I’m a big fan of team retrospectives. How many of us ask at the end of a project, what did you want to get out of the project? And her recommendation when you’re annoyed with a client brought the loudest applause of the day.
— Jared Spool (@jmspool) June 26, 2014
My friend Keith Instone spoke about visual literacy and shared his own journey for learning about visual literacy and how it’s important for people in every field. He encouraged attendees to embed visual literacy in our user interfaces and invited attendees to learn more about visual literacy at the 2014 International Visual Literacy Conference in Toledo, Ohio.
— Alaina Kraus (@AlainaRachelle) June 26, 2014
In the closing keynote address, Fooled by Best Practice, Dana Chisnell spoke about what happens when we follow best practice, and it doesn’t work out. She shared a case study of building a responsive, accessible ballot and how the “choice” of words had unexpected consequences.

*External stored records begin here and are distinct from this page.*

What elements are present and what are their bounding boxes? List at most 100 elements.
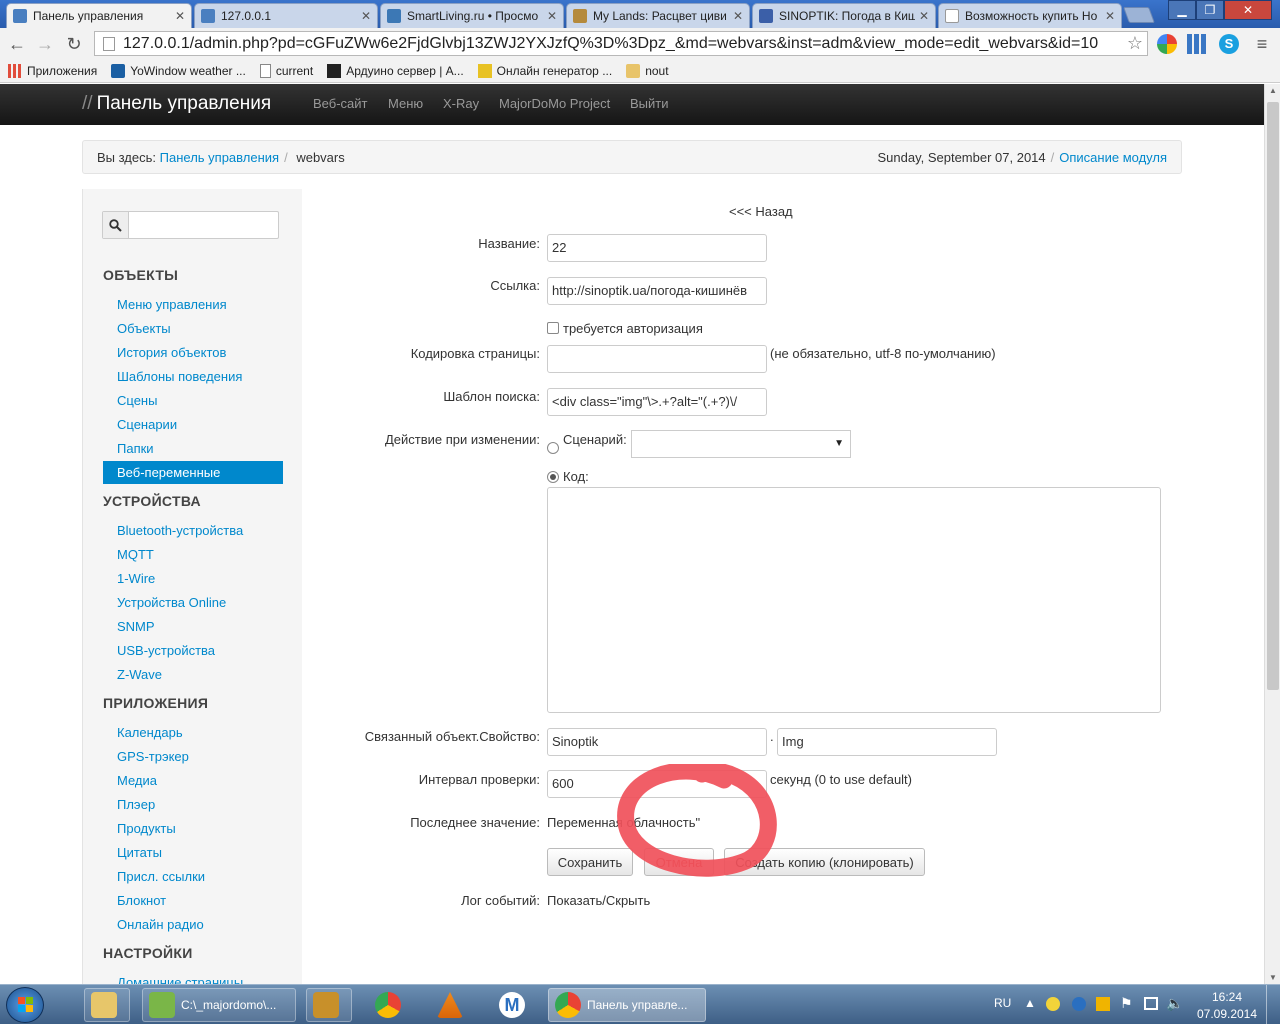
sidebar-item-notepad[interactable]: Блокнот <box>103 889 283 912</box>
event-log-toggle[interactable]: Показать/Скрыть <box>547 893 650 908</box>
nav-website[interactable]: Веб-сайт <box>313 96 367 111</box>
auth-checkbox[interactable] <box>547 322 559 334</box>
search-button[interactable] <box>103 212 129 238</box>
sidebar-item-objects-history[interactable]: История объектов <box>103 341 283 364</box>
sidebar-item-mqtt[interactable]: MQTT <box>103 543 283 566</box>
linked-property-input[interactable]: Img <box>777 728 997 756</box>
browser-tab-admin[interactable]: Панель управления ✕ <box>6 3 192 28</box>
sidebar-item-calendar[interactable]: Календарь <box>103 721 283 744</box>
scroll-down-icon[interactable]: ▼ <box>1269 973 1277 982</box>
taskbar-winrar[interactable] <box>306 988 352 1022</box>
sidebar-item-online-radio[interactable]: Онлайн радио <box>103 913 283 936</box>
back-link[interactable]: <<< Назад <box>729 204 793 219</box>
close-icon[interactable]: ✕ <box>547 9 557 23</box>
clock-date[interactable]: 07.09.2014 <box>1196 1007 1258 1024</box>
nav-logout[interactable]: Выйти <box>630 96 669 111</box>
scroll-up-icon[interactable]: ▲ <box>1269 86 1277 95</box>
sidebar-item-media[interactable]: Медиа <box>103 769 283 792</box>
address-bar[interactable]: 127.0.0.1/admin.php?pd=cGFuZWw6e2FjdGlvb… <box>94 31 1148 56</box>
module-description-link[interactable]: Описание модуля <box>1059 150 1167 165</box>
tray-majordomo-icon[interactable] <box>1072 997 1086 1011</box>
sidebar-item-scenes[interactable]: Сцены <box>103 389 283 412</box>
code-radio[interactable] <box>547 471 559 483</box>
name-input[interactable]: 22 <box>547 234 767 262</box>
start-button[interactable] <box>6 987 44 1023</box>
close-icon[interactable]: ✕ <box>361 9 371 23</box>
bookmark-apps[interactable]: Приложения <box>8 63 97 78</box>
volume-icon[interactable]: 🔈 <box>1166 995 1183 1024</box>
bookmark-arduino[interactable]: Ардуино сервер | A... <box>327 63 464 78</box>
browser-tab-purchase[interactable]: Возможность купить Но ✕ <box>938 3 1122 28</box>
new-tab-button[interactable] <box>1123 7 1155 23</box>
reload-icon[interactable]: ↻ <box>63 33 85 55</box>
taskbar-notepad[interactable]: C:\_majordomo\... <box>142 988 296 1022</box>
bookmark-star-icon[interactable]: ☆ <box>1127 33 1143 54</box>
tray-tool-icon[interactable] <box>1096 997 1110 1011</box>
forward-arrow-icon[interactable]: → <box>34 33 56 55</box>
code-textarea[interactable] <box>547 487 1161 713</box>
sidebar-item-snmp[interactable]: SNMP <box>103 615 283 638</box>
close-icon[interactable]: ✕ <box>733 9 743 23</box>
browser-tab-smartliving[interactable]: SmartLiving.ru • Просмо ✕ <box>380 3 564 28</box>
url-input[interactable]: http://sinoptik.ua/погода-кишинёв <box>547 277 767 305</box>
taskbar-vlc[interactable] <box>430 988 476 1022</box>
script-radio[interactable] <box>547 442 559 454</box>
sidebar-item-home-pages[interactable]: Домашние страницы <box>103 971 283 984</box>
back-arrow-icon[interactable]: ← <box>6 33 28 55</box>
language-indicator[interactable]: RU <box>994 996 1011 1024</box>
taskbar-explorer[interactable] <box>84 988 130 1022</box>
sidebar-item-sent-links[interactable]: Присл. ссылки <box>103 865 283 888</box>
sidebar-item-zwave[interactable]: Z-Wave <box>103 663 283 686</box>
maximize-button[interactable]: ❐ <box>1196 0 1224 20</box>
sidebar-item-behavior-templates[interactable]: Шаблоны поведения <box>103 365 283 388</box>
action-center-flag-icon[interactable]: ⚑ <box>1120 995 1133 1024</box>
sidebar-item-1wire[interactable]: 1-Wire <box>103 567 283 590</box>
sidebar-item-player[interactable]: Плэер <box>103 793 283 816</box>
browser-tab-localhost[interactable]: 127.0.0.1 ✕ <box>194 3 378 28</box>
sidebar-item-gps[interactable]: GPS-трэкер <box>103 745 283 768</box>
minimize-button[interactable]: ▁ <box>1168 0 1196 20</box>
browser-tab-sinoptik[interactable]: SINOPTIK: Погода в Киш ✕ <box>752 3 936 28</box>
nav-menu[interactable]: Меню <box>388 96 423 111</box>
sidebar-item-products[interactable]: Продукты <box>103 817 283 840</box>
brand[interactable]: //Панель управления <box>82 93 271 115</box>
skype-icon[interactable]: S <box>1219 34 1239 54</box>
menu-icon[interactable]: ≡ <box>1252 34 1272 54</box>
breadcrumb-home-link[interactable]: Панель управления <box>160 150 279 165</box>
taskbar-majordomo[interactable]: M <box>492 988 538 1022</box>
tray-app-icon[interactable] <box>1046 997 1060 1011</box>
search-input[interactable] <box>130 212 278 238</box>
sidebar-item-objects[interactable]: Объекты <box>103 317 283 340</box>
page-scrollbar[interactable]: ▲ ▼ <box>1264 84 1280 984</box>
close-icon[interactable]: ✕ <box>175 9 185 23</box>
sidebar-item-quotes[interactable]: Цитаты <box>103 841 283 864</box>
taskbar-chrome-window[interactable]: Панель управле... <box>548 988 706 1022</box>
close-window-button[interactable]: ✕ <box>1224 0 1272 20</box>
sidebar-item-folders[interactable]: Папки <box>103 437 283 460</box>
script-select[interactable]: ▼ <box>631 430 851 458</box>
bookmark-yowindow[interactable]: YoWindow weather ... <box>111 63 246 78</box>
apps-grid-icon[interactable] <box>1187 34 1207 54</box>
sidebar-item-usb[interactable]: USB-устройства <box>103 639 283 662</box>
taskbar-chrome-pinned[interactable] <box>368 988 414 1022</box>
extension-color-icon[interactable] <box>1157 34 1177 54</box>
sidebar-item-devices-online[interactable]: Устройства Online <box>103 591 283 614</box>
sidebar-item-control-menu[interactable]: Меню управления <box>103 293 283 316</box>
close-icon[interactable]: ✕ <box>1105 9 1115 23</box>
nav-xray[interactable]: X-Ray <box>443 96 479 111</box>
close-icon[interactable]: ✕ <box>919 9 929 23</box>
scroll-thumb[interactable] <box>1267 102 1279 690</box>
pattern-input[interactable]: <div class="img"\>.+?alt="(.+?)\/ <box>547 388 767 416</box>
sidebar-item-bluetooth[interactable]: Bluetooth-устройства <box>103 519 283 542</box>
show-desktop-button[interactable] <box>1266 985 1280 1024</box>
tray-expand-icon[interactable]: ▲ <box>1024 996 1036 1024</box>
sidebar-item-web-variables[interactable]: Веб-переменные <box>103 461 283 484</box>
linked-object-input[interactable]: Sinoptik <box>547 728 767 756</box>
sidebar-item-scripts[interactable]: Сценарии <box>103 413 283 436</box>
bookmark-nout[interactable]: nout <box>626 63 669 78</box>
bookmark-current[interactable]: current <box>259 63 313 78</box>
browser-tab-mylands[interactable]: My Lands: Расцвет циви ✕ <box>566 3 750 28</box>
encoding-input[interactable] <box>547 345 767 373</box>
nav-majordomo-project[interactable]: MajorDoMo Project <box>499 96 610 111</box>
bookmark-generator[interactable]: Онлайн генератор ... <box>477 63 612 78</box>
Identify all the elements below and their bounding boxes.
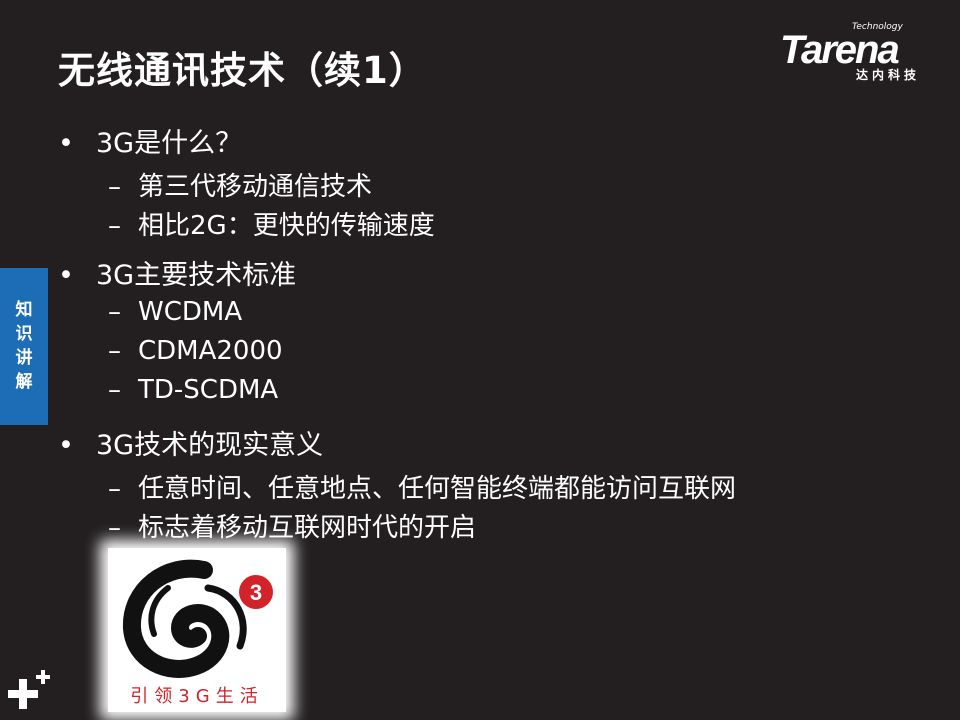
sub-bullet-dash: – [108,172,121,202]
bullet-text: 3G技术的现实意义 [96,430,324,461]
logo-chinese: 达内科技 [856,68,921,82]
sub-bullet-dash: – [108,375,121,405]
sub-bullet-text: CDMA2000 [138,336,283,366]
bullet-dot: • [58,430,74,461]
badge-caption: 引领3G生活 [130,686,264,707]
sub-bullet-dash: – [108,297,121,327]
sub-bullet-item: – 相比2G：更快的传输速度 [108,205,435,242]
bullet-dot: • [58,128,74,159]
sub-bullet-text: 相比2G：更快的传输速度 [138,211,435,241]
bullet-item: • 3G主要技术标准 [58,253,296,292]
sub-bullet-item: – TD-SCDMA [108,375,278,405]
sub-bullet-text: WCDMA [138,297,243,327]
side-tab-char: 知 [15,300,33,320]
sub-bullet-text: 任意时间、任意地点、任何智能终端都能访问互联网 [138,474,737,504]
side-tab-char: 讲 [15,348,33,368]
sub-bullet-dash: – [108,513,121,543]
sub-bullet-item: – 标志着移动互联网时代的开启 [108,507,476,544]
side-tab-knowledge: 知 识 讲 解 [0,268,48,425]
sub-bullet-item: – 任意时间、任意地点、任何智能终端都能访问互联网 [108,468,736,505]
sub-bullet-dash: – [108,336,121,366]
bullet-text: 3G主要技术标准 [96,260,297,291]
sub-bullet-text: TD-SCDMA [138,375,279,405]
sub-bullet-item: – WCDMA [108,297,242,327]
sub-bullet-text: 第三代移动通信技术 [138,172,373,202]
slide-title: 无线通讯技术（续1） [58,49,427,92]
bullet-text: 3G是什么？ [96,128,243,159]
swirl-3g-icon: 3 [122,559,273,678]
badge-number: 3 [250,580,262,605]
bullet-item: • 3G是什么？ [58,121,242,160]
sub-bullet-dash: – [108,211,121,241]
bullet-item: • 3G技术的现实意义 [58,423,323,462]
sub-bullet-dash: – [108,474,121,504]
sub-bullet-item: – 第三代移动通信技术 [108,166,372,203]
china-mobile-3g-badge: 3 引领3G生活 [108,548,286,712]
plus-decoration-icon [8,670,50,709]
bullet-dot: • [58,260,74,291]
sub-bullet-text: 标志着移动互联网时代的开启 [138,513,477,543]
side-tab-char: 解 [15,372,33,392]
sub-bullet-item: – CDMA2000 [108,336,283,366]
side-tab-char: 识 [15,324,33,344]
tarena-logo: Technology Tarena 达内科技 [780,22,948,84]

Using Rapid Iteration Testing & Evaluation (RITE) showed where best practices failed. Illustrations got in the way and wordy messages couldn’t help people recover from mistakes. Fewer direct words worked.
Plain interaction #UXThursday
Shared from Google Keep pic.twitter.com/ko2zVqcntu
— Jason Yu (@jbirdux) June 26, 2014
Several of the speakers have posted their slideshows online. Here’s a partial list:
- Building a Winning UX Strategy Using the Kano Model: Jared Spool
- Bringing Ethnographic Methodology Into The Usability Lab: Stephanie Rosenbaum
- When Testing Professionals Are Involved in User-Centered Design Research : Amy Montgomery
- Ducks and Decorated Sheds: Dan Klyn
- Confronting the Egos in the Room: Lauren Colton
- Visual Literacy: Keith Instone
- Fooled By Best Practice: Dana Chisnell
The talks were recorded; User Interface Engineering will update the UX Thursday Detroit 2014 site with the recordings once they’re available.
Great talks, great conversations, and a beautiful setting. What better way to spend a day learning about UX and networking with fellow professionals. Can’t wait til next year’s event!